We agree with many of these points. Downtown Iowa City has declined as a destination for recreation, shopping, and family activity because there are too many bars. Those bars are not safer than house parties, and house party-related problems may not have increased substantially since passage of the 19-only law. Furthermore, it is important to consider scientific evidence as part of a remedy for the problem.

But there are ways to improve downtown's image without keeping minors away - and, consequently, without forcing many of the storefronts to become vacant. Clayton conceded that this would initially be an issue, and there aren't any guarantees as to how well downtown would recover after many of its businesses flee.
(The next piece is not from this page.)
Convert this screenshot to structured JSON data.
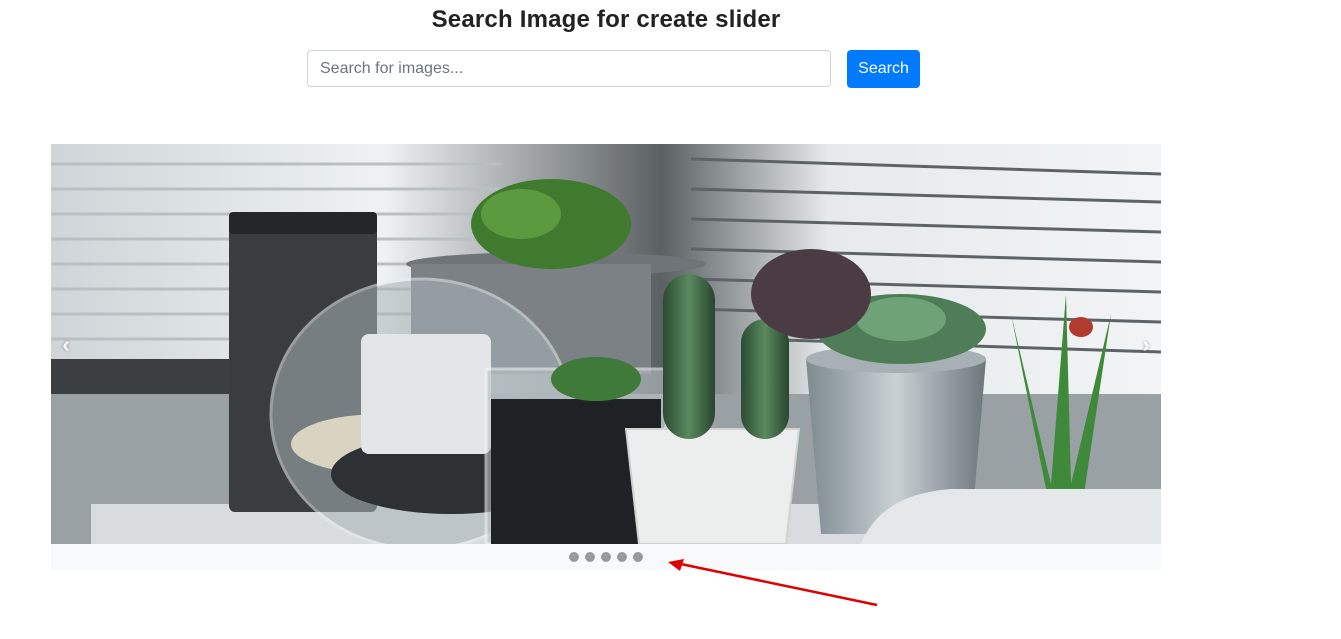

One way to improve that image is to implement zoning policies that prevent new bars from taking root; another is to offer incentives to non-liquor-license establishments that attract people to the area.

Moreover, bars may not be safer than house parties, but they are no less safe. And at the downtown bars, help will almost always be closer if trouble arises than it would be at a private residence. When a UI student burned herself severely at an Iowa City nightclub three years ago, police arrived on the scene almost immediately. If that tragedy had occurred in an outlying area, the difference in response time could have made a drastic difference - and not for the better. House parties didn't necessarily spike under the 19-only ordinance, but that's because it wasn't as drastic of a policy change as 21-only would be.

Some data may support increasing the bar-entry age, but we must consider all data. Brian Flynn of the alcohol board noted an increase in sales at local liquor stores the last time fines were raised for underage drinking citations. The same would logically occur if local bars banned minors. Bars do provide easy accessibility to alcohol, but if they are removed from the picture, other outlets will take their place.

Finally, we weren't convinced by Hansen's assertion that the UI is being undermined as a place of higher education by its reputation as a party school. Certainly, we're far from being alone in that regard; and those who envision Iowa as a place of drunken students are likely stereotyping the state more than the university.

There isn't a panacea for this problem, as all interested parties seem to agree. The DI has its position, as do Stepping Up and the alcohol board. Our overall hope, however, is that we can work together for solutions rather than clashing over our differences.